The same kids were playing with rat bones on the steps. Decker took out a pack of fresh-mint gum and gave them a stick each. “Watch my car, okay?”

“So who's this we're going to see?” Hicks asked, dubiously.

They climbed up the creaking stairs. Somebody on the floor above was having a shouting match, and there was a clatter like saucepans being thrown.

Decker said, “You're going to meet Moses. He's a
santero
. One of the best, according to Jonah. Yesterday we sacrificed a rooster and today he's going to give me my
omiero
.”

“What the hell is an
omiero?

“It's my magic antidemon potion. Rooster blood and herbs. I have to take a bath in it and then the great god Changó might forgive me for whatever it is I've done to piss him off.”

They had reached the second-story landing, under the headless image of John the Baptist. Hicks stopped and said, “Wait up a second, Lieutenant. Are you
serious
about this?”

“Never more so. You saw that image of Cathy that Rhoda conjured up. Whatever's happening here, it's supernatural, whether we like it or not. Or at the very least it involves some pretty weird influences. So it's no good trying to hunt it down with procedure. It's Santería magic, and that means we're going to have to use Santería magic to find it.”

“Have you talked to the captain about this?”

“Cab? Uh-huh. It'll only make him sneeze.”

“Well … I know what I saw when Rhoda did that séance, and I'll agree with you that it was something extremely strange. But what are we really talking about here?”

Decker laid a hand on his shoulder. “If we can safely believe Moses Adebolu, which from all the evidence I believe we can, then all we are up against is the single most vengeful god in the whole of the Santería religion.”

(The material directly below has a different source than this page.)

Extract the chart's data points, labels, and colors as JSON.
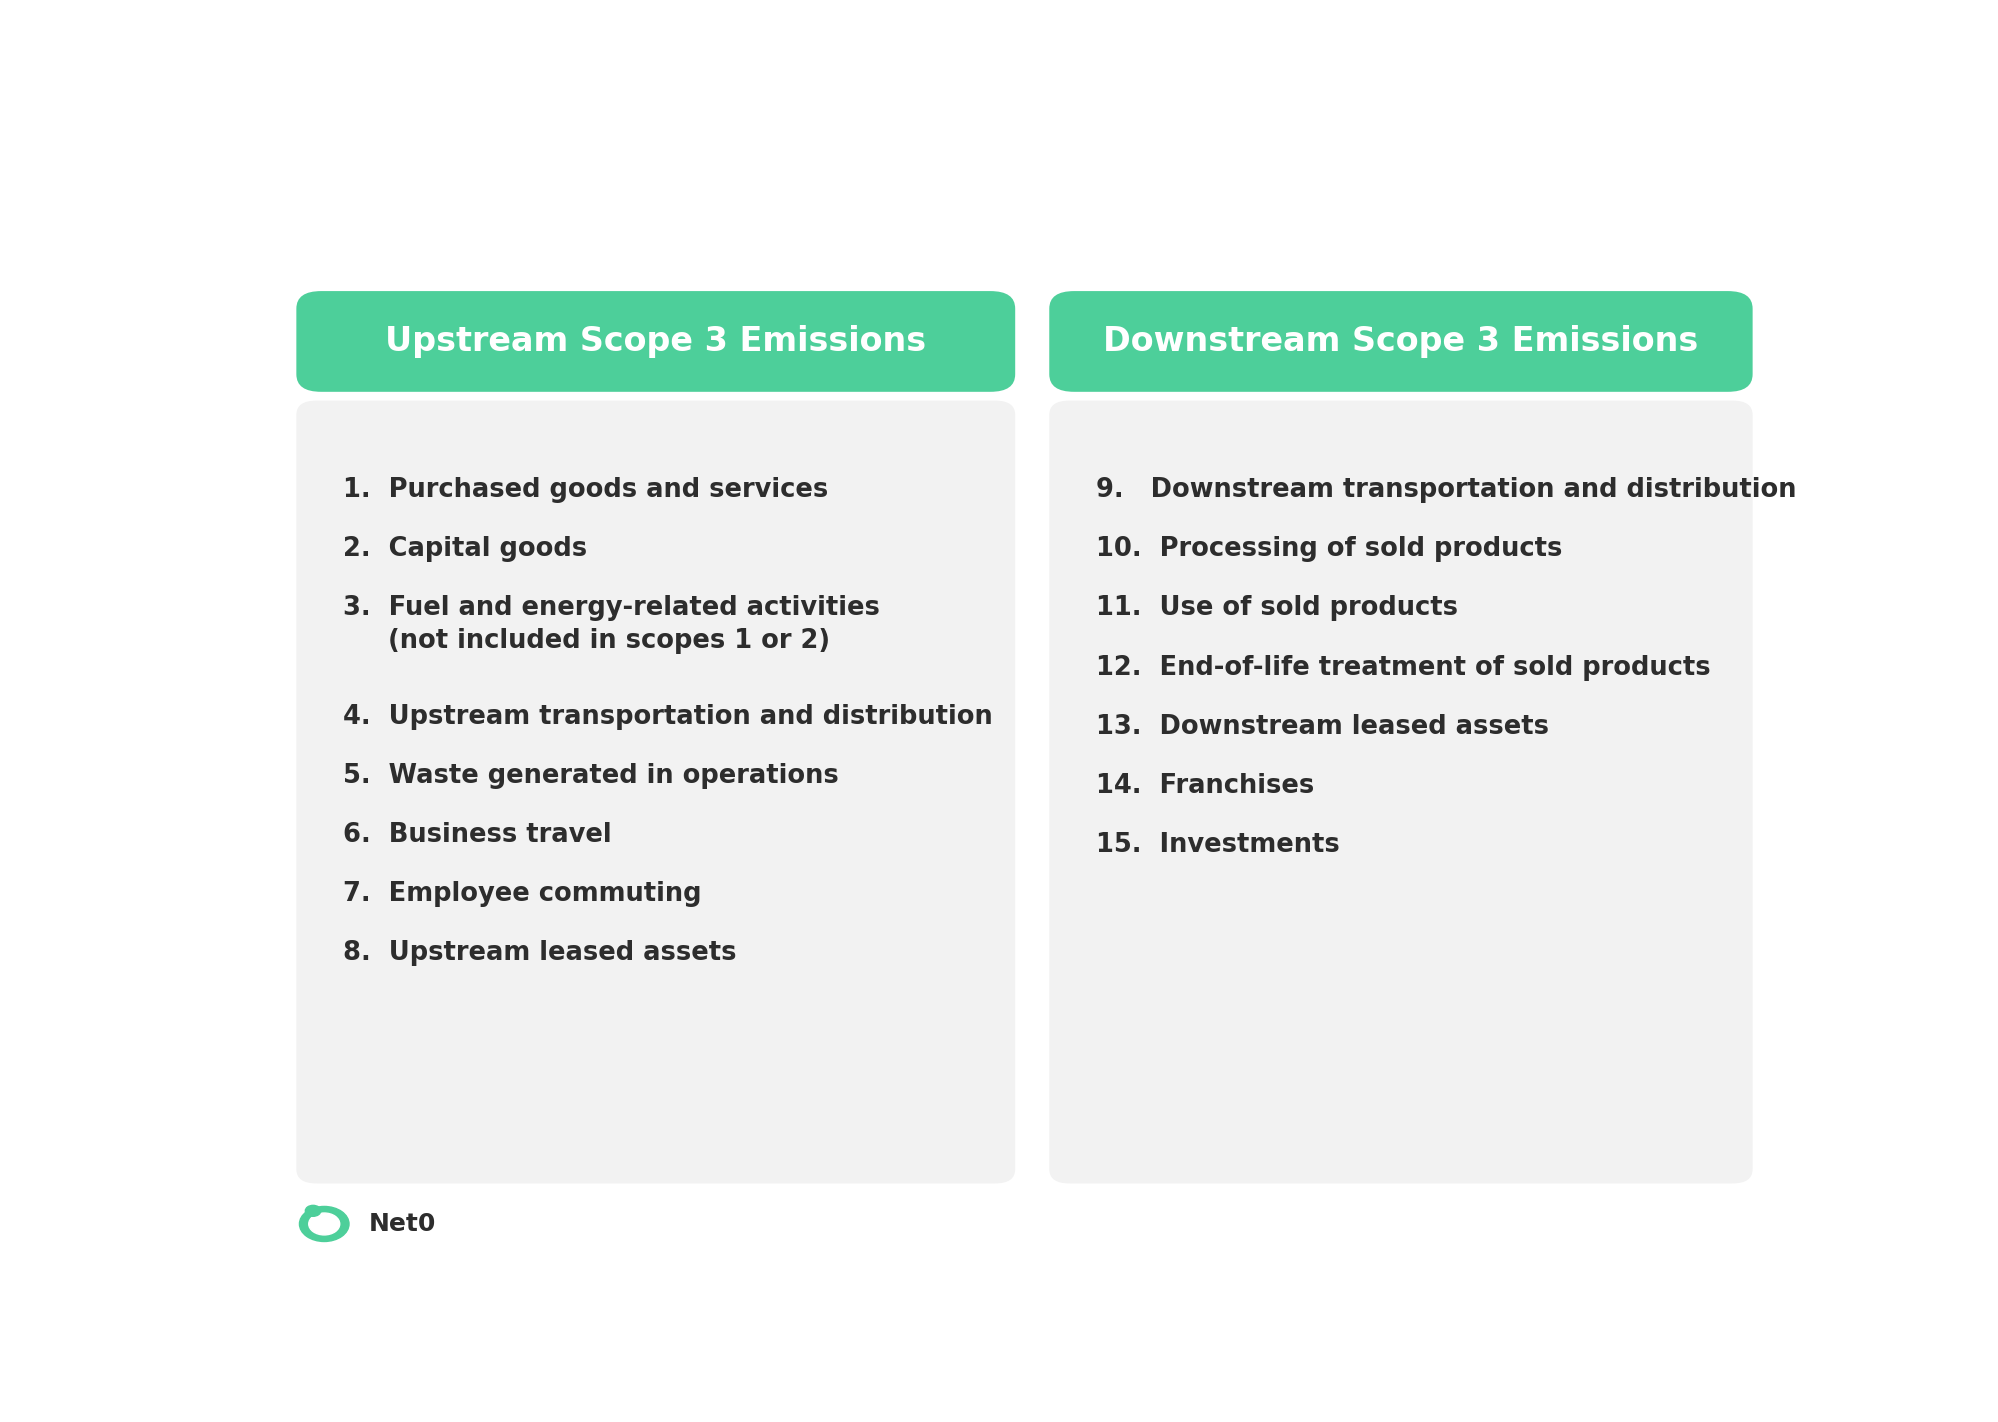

“And that's his name? Changó?”

“You got it.”

“All right,” Hicks said. “Supposing I go along with this. Supposing it's true. What's this goddamned god so goddamned vengeful about?”

“I have no idea, specifically. But the nightmares I've been having … and the way that the victims were killed … I think it has something to do with the Civil War, and with the Battle of the Wilderness in particular.”